The University of Notre Dame has announced that Pres. Barack Obama will be the principal speaker and will receive an honorary doctor of laws degree at the university’s commencement on Sunday, May 17. The invitation comes after the president has taken several official actions that directly oppose the Catholic Church’s most sacred teachings. National Review Online asked some of our experts on education and Catholicism for their comments.

At the link, an important discussion on what it can mean for Notre Dame to have invited President Obama to receive an honorary degree and deliver a commencement address, to students who will have been taught (we hope) that abortion is deeply immoral, and who will witness the honoring of a president who supports it.

What, exactly, would a president have to do to be found ineligible for such an honor by a putatively Christian institution?  Apparently, supporting abortion in the most radical way possible is not enough.

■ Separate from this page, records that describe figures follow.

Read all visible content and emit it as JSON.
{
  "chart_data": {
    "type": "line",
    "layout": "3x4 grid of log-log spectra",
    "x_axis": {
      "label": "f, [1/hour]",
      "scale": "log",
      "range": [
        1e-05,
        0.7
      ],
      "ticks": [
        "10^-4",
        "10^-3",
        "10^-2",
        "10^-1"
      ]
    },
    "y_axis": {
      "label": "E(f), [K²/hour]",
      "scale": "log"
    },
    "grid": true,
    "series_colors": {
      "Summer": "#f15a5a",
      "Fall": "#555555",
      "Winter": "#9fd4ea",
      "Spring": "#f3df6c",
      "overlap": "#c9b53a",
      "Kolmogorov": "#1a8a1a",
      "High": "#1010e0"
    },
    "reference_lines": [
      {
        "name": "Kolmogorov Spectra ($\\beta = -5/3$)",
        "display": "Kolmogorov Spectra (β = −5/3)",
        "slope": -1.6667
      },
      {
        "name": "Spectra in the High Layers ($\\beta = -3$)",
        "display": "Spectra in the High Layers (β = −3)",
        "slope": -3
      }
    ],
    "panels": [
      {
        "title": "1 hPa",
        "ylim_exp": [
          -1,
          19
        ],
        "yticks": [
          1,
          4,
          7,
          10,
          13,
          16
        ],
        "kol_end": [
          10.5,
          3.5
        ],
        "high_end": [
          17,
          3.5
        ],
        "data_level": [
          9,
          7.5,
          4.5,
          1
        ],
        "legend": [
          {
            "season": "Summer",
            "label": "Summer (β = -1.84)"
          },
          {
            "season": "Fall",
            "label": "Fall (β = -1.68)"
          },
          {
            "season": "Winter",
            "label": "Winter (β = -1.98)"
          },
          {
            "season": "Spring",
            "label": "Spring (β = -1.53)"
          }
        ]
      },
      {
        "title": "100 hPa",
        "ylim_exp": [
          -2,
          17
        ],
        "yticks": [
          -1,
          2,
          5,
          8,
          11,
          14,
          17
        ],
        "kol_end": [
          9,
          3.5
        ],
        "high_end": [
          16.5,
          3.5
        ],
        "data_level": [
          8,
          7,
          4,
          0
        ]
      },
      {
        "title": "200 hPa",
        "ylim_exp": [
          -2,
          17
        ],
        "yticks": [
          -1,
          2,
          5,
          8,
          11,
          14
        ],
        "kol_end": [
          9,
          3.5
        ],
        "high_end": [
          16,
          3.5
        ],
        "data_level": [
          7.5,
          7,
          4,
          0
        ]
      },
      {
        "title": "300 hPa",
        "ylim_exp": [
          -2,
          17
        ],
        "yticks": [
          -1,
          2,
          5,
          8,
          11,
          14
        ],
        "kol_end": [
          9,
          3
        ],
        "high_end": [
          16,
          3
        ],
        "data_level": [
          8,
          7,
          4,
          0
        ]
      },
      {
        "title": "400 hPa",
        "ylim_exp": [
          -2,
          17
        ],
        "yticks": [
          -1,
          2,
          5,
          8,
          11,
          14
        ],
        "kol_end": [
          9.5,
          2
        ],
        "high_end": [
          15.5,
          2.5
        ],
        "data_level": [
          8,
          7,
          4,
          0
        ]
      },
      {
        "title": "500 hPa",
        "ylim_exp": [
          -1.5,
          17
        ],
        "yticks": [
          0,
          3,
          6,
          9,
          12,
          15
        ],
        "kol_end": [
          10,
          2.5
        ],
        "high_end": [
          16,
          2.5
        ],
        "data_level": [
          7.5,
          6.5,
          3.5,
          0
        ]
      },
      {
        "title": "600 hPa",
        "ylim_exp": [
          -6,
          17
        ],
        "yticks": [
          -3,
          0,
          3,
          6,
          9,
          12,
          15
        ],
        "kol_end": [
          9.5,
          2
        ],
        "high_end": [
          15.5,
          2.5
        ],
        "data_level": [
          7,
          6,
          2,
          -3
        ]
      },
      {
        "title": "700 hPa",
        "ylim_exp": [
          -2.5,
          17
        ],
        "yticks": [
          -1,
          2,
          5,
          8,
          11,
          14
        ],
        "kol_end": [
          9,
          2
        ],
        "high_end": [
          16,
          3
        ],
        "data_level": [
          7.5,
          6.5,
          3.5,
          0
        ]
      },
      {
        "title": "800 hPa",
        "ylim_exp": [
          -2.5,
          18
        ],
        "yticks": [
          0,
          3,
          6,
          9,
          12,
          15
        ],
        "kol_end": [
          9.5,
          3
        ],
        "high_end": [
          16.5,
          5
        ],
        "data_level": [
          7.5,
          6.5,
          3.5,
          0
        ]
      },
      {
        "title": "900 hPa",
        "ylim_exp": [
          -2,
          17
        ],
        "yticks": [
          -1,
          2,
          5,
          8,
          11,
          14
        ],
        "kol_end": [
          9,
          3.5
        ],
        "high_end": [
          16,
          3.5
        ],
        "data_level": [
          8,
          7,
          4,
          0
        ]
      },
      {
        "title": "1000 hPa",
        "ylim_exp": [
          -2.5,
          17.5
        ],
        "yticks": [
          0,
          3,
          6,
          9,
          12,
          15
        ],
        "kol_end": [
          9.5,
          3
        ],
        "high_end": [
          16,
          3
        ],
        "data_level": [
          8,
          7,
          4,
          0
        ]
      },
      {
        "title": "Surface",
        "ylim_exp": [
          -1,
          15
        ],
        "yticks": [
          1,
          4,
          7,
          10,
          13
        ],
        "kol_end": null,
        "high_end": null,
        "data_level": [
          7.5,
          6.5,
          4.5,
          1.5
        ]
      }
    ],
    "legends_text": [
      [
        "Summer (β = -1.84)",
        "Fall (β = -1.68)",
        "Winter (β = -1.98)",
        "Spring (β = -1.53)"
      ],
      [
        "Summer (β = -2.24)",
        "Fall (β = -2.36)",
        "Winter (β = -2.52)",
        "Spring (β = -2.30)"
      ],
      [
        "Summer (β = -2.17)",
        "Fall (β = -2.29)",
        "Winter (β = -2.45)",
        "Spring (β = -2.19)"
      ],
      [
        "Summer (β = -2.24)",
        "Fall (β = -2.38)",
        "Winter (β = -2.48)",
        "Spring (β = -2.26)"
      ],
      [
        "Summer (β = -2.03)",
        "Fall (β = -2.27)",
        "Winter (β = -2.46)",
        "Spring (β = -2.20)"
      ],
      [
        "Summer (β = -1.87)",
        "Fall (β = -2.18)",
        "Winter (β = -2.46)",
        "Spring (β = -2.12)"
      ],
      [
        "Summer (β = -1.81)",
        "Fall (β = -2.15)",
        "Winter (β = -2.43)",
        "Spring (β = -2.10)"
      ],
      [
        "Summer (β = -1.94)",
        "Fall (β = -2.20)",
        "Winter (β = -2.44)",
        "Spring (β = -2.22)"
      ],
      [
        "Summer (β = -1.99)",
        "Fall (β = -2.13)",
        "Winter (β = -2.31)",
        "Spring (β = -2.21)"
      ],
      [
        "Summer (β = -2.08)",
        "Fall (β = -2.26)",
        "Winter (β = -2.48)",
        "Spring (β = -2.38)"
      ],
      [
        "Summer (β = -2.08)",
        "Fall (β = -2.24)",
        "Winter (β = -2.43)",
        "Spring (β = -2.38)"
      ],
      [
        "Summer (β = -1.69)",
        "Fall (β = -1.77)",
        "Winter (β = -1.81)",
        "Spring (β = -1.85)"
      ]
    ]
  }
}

Perhaps if he actually ate the babies after the abortions?  An interesting question:  is cannibalism a greater sin than aiding, abetting and encouraging unjust killing in the first place?  I think not.  After all, they’re already dead, right?  It’s a shame to waste them.  (And besides, for the pro-abortion crowd, they never did have human rights anyway, did they?  I mean, being just lumps of tissue and everything.  How immoral can it be to eat something that has no civil rights, anyway?  Isn’t that the same as cattle ranching, or hunting and eating what you kill?)

So, I think we have conclusively demonstrated that even if Obama ate aborted babies, he would still get an honorary degree from Notre Dame, a Christian university, since abortion is a greater sin than cannibalism (if someone else did the killing), and promoting abortion did not disqualify him.

Ah, but if Obama was well known as an industrial polluter, shooter of wolves from helicopters, corporate raider/downsizer, Pentecostal snake handler, and believer in young-Earth Creationism, and had still managed to get elected, would Notre Dame have invited him to receive an honorary degree and address impressionable undergraduates ?

Probably not.  Some sins really do matter.